Abstract

Using Taiwan as an illustration this paper demonstrates how rapidly declining birth rates in countries having a preponderance of young persons will nevertheless result in considerable population growth for decades. Taiwans population will continue to grow for at least 60 years even if fertility rates drop immediately to levels producing about 2 children per family. Taiwans birth rate fell from 42 in 1958 to 28 in 1968; in the same period the net reproduction rate fell from over 2.6 to 2. Even under such favorable circumstances a developing country can expect to have a very considerable continuing population growth partly because of the population age structure created by its past demographic history and partly because net reproduction rates do not fall to 1 instantaneously.
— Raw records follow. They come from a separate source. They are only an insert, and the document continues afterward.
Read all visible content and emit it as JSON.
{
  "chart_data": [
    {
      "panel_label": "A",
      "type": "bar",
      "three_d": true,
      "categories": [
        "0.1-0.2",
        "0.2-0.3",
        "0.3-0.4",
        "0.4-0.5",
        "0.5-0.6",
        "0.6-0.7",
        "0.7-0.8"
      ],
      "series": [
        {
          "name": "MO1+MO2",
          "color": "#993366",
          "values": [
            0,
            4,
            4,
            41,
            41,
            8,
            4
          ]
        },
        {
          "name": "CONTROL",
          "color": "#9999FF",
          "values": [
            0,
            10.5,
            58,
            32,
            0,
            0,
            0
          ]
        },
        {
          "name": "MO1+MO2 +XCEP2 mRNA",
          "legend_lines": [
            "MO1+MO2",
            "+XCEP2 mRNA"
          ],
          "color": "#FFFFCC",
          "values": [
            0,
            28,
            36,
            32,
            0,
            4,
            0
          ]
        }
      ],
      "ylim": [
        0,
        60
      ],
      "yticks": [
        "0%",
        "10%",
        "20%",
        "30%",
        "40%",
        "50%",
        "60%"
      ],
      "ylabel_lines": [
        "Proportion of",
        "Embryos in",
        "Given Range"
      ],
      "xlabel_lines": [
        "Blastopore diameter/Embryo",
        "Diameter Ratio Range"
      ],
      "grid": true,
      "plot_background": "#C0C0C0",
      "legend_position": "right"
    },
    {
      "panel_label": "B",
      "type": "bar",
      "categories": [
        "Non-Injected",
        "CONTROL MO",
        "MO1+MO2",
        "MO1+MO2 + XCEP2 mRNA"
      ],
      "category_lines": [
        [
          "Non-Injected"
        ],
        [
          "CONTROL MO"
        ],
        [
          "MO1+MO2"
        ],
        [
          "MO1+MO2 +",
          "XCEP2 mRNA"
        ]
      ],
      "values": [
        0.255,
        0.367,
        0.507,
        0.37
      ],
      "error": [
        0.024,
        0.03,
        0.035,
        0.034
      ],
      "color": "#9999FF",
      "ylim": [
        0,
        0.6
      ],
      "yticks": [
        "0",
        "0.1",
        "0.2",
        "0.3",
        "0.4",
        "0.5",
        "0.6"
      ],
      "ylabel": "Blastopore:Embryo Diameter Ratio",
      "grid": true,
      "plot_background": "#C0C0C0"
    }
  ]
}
The situation in Japan is a good case in point of how and why this happens. Japans fertility has been just about at the 2-child standard (net reproduction rate of about 1) since about 1955. Yet its population is not expected to stop growing until about 2015. It is still growing by about a million additional persons per year. Taiwans population will grow until it reaches between 22 and 37 million depending on how rapidly the age-specific rates fall to the replacement level characteristic of Japan. For example attaining the Japanese rates by 1988 instead of 1978 would mean that the maximum population would be reached about 5 years later and would be about 2.6 million larger. Taiwans official policy does not set such long-range goals.